The Business & Industrial Development Corp., a public-private partnership designed to promote the Kanawha Valley, developed and manages Southridge Centre Business Park. According to a published report citing BIDCO president Bill Goode, about $8.5 million has been invested in the park and another $1 million is needed to complete the infrastructure. Goode inherited the project when he became president in 1997.

Lots are currently available at about $150,000 per useable acre. Goode says that includes all utilities and a paved road to the property. He concedes BIDCO is more interested in the project than the sale price of the land. Goode says the company would donate the land for the right economic development project.

Looking back, Goode thinks a lot of things could have been done differently, such as closer proximity to Interstate interchanges. Southridge is about five miles from Interstates 64 and 77. That’s not far, but park traffic must go through residential and commercial areas with numerous traffic lights.

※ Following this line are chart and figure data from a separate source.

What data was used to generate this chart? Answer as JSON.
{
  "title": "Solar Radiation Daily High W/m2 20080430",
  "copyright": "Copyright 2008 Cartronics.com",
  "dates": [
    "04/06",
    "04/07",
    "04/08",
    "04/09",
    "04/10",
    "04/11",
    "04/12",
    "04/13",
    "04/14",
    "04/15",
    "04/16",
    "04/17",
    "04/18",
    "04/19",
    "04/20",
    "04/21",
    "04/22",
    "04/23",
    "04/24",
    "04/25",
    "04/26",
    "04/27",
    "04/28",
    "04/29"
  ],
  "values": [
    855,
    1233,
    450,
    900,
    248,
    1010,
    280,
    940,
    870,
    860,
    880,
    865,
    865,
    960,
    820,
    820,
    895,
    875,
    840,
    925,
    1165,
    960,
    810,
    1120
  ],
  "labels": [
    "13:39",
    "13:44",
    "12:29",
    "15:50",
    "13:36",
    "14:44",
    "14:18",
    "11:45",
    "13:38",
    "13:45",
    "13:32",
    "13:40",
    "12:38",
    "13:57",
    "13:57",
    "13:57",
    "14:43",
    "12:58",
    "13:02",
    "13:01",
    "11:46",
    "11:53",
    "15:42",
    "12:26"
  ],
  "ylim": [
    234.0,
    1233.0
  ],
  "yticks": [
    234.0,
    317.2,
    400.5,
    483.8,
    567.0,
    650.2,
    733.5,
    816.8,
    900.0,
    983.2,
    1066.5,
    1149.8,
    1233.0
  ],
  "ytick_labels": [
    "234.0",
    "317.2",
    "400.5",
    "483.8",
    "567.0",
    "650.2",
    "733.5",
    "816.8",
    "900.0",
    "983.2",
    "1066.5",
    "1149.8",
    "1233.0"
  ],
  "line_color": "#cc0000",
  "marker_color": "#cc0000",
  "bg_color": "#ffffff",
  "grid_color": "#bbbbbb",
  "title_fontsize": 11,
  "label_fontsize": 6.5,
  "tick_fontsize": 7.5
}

BIDCO could have considered redeveloping former sites that already have utilities and roads in place. Goode says in the published report that BIDCO would like to work with the coal companies and look at using their property after their mining operations have ceased. By planning together, properties that were no longer mined could be redeveloped into industrial or mixed-use property, he says.

Goode describes success as getting somebody in the state interested and then finding a location that suits their needs. He says Southridge is just one project they have to offer prospects. However, not all projects qualify to locate at Southridge, which is zoned for light manufacturing. Also, an employer that already operates in the area and just wants a new facility doesn’t qualify for Southridge. That’s because BIDCO is seeking new jobs, not jobs changing locations.